Question: Interpretation of cuda results
Closed this issue ยท 6 comments
Tristan, I'm going to officially do a PR, but wanted to run this preview by you and get your take on how to interpret the results. This is from a machine with Core i9 and RTX4090. Does it look right? What do these results mean (specifically in the cuda column)? Thanks!
Average benchmark:
Operation | cpu | cuda |
---|---|---|
Argmax | 9.36 | 0.06 |
BCE | 26.26 | 25.90 |
Concat | 30.27 | 0.06 |
Conv1d | 61.74 | 0.17 |
Conv2d | 26.07 | 0.09 |
LeakyReLU | 6.11 | 0.04 |
Linear | 103.52 | 0.07 |
MatMul | 81.08 | 0.05 |
PReLU | 4.86 | 0.05 |
ReLU | 10.29 | 0.06 |
SeLU | 7.34 | 0.06 |
Sigmoid | 7.88 | 0.04 |
Softmax | 21.22 | 0.04 |
Softplus | 7.25 | 0.04 |
Sort | 61.68 | 0.11 |
Sum | 13.22 | 0.06 |
SumAll | 8.50 | 0.06 |
hi @alexziskind1, thanks for providing your results!

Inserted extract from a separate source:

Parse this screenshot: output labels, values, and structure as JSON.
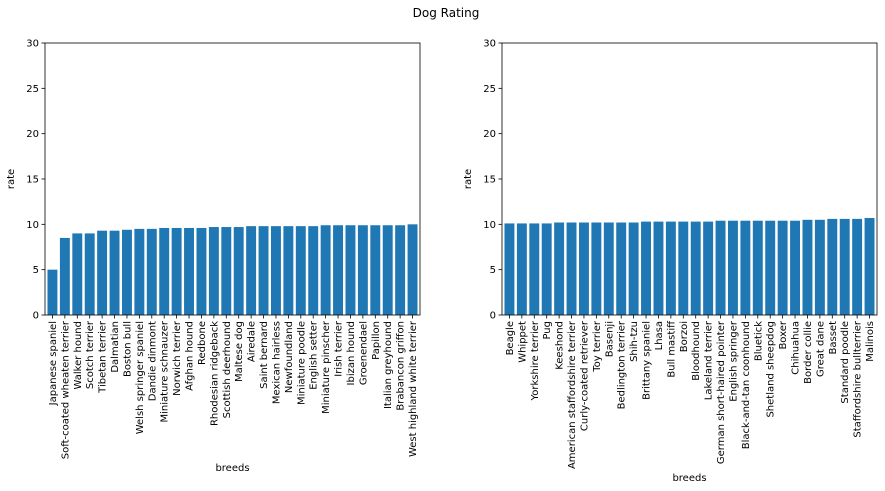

The results seem ok for me, the performance on GPU with cuda device is extremely fast compared to CPU, this explains the large difference between the two columns. I will upgrade tomorrow the benchmark to integrate cuda/cpu speedup! So that we can better understand the difference between cpu and gpu performance.
Your results are very interesting, thanks! I'll also provide Tesla V100 benchmarks very soon
I also have a M3, M3 Pro, and M3 Max, M1 Pro and M2 Max I can add :)
What i'd like to know, please, is what these numbers mean. I see that the cuda numbers are significantly different, but what are they? Thanks!
So the idea is that each value represents the average runtime in milliseconds for executing all examples in each operation.
You can check the detailed benchmark here with all the detailed examples.
So basically it takes 0,06ms in average to run the the Linear operations on your cuda GPU compared to 103ms on CPU
It would be amazing if you can add your results to the benchmarks with these chips!!